As Kristalina Georgieva, Managing Director of the International Monetary Fund (IMF) put it at WEF 2021, “We might be in the same storm, but we’re not in the same boat.” Leaders need to understand and respond accordingly.
- Competence and transparency matter. Leaders, employees, suppliers, and residents – everyone – realized in 2020 how vital competent governance, transparency and accountability are to various aspects of a functioning society. Without solid data and the truth, as well as competent management teams moving fast to establish and implement strategies to contain and eradicate the deadly virus, millions of people became severely ill, and hundreds of thousands died needlessly – and economies collapsed.
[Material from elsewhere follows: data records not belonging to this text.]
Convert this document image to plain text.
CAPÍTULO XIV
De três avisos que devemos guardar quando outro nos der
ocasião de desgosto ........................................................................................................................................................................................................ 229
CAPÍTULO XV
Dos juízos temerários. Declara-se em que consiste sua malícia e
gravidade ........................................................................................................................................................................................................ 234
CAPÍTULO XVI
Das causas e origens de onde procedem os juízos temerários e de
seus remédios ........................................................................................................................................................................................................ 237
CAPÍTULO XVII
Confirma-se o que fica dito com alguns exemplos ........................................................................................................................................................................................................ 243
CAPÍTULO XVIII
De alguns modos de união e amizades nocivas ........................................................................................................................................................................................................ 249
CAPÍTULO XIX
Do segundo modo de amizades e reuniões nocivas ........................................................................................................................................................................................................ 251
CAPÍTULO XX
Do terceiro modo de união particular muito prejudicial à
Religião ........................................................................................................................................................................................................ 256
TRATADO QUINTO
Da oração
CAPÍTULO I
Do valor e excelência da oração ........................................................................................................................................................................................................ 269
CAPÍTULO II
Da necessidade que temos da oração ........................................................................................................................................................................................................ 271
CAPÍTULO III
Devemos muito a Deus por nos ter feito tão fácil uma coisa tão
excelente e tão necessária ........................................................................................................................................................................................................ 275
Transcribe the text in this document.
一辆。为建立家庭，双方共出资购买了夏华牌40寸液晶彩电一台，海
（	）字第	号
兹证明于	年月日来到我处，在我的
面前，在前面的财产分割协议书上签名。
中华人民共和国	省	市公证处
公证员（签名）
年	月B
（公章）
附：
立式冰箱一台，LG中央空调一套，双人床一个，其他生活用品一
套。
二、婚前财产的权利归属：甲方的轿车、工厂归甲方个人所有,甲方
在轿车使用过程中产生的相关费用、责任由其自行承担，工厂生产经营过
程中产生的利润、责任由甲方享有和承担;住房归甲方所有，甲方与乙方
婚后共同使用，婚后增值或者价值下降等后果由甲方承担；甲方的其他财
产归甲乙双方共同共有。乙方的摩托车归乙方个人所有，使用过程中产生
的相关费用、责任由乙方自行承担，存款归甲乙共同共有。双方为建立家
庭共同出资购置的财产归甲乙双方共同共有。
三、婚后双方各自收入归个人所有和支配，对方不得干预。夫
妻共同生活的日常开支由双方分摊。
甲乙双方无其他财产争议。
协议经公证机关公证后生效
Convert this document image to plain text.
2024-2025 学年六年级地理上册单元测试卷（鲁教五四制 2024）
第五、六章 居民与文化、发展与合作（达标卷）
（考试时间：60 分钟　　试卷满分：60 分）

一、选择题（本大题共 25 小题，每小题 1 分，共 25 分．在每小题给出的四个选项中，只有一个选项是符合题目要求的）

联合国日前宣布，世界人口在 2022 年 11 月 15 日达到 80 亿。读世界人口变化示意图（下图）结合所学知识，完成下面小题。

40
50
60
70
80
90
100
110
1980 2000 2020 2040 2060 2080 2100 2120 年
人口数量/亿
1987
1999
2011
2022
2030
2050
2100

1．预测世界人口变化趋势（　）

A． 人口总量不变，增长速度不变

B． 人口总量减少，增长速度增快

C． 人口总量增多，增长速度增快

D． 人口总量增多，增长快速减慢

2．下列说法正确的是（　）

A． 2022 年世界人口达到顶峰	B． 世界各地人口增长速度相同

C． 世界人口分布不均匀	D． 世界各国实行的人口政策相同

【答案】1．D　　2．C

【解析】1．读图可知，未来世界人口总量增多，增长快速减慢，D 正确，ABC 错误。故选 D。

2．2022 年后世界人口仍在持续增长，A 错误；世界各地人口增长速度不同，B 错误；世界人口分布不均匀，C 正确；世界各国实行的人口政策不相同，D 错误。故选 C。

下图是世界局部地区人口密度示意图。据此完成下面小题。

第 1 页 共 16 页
“It’s difficult to see if your actions are really making progress if you’re not tracking metrics,” Martine Ferland, CEO of global investment and consulting firm Mercer said on another WEF 2021 panel. This is true of all areas, not just covid-19, including climate change and equity.
- Risk is redefined. Risk in the minds of leaders now includes invisible risks to the well-being of their teams, from mental health to health insurance to their physical workplace to harassment and unequal opportunity. Risk now includes climate risks, to their operations, buildings, supply chains and people. Risk now means those associated with non-disclosure; whatever you aren’t telling us may be something that puts your business, people, community or financial well-being at risk.
Summing up these lessons from the ravages of 2020 is this simple sentence with so many dimensions from New Zealand Prime Minister Jacinda Ardern in a video at the Forum: “It’s not just growth for growth sake, but how we share that prosperity.”
This article first appeared on Forbes.com.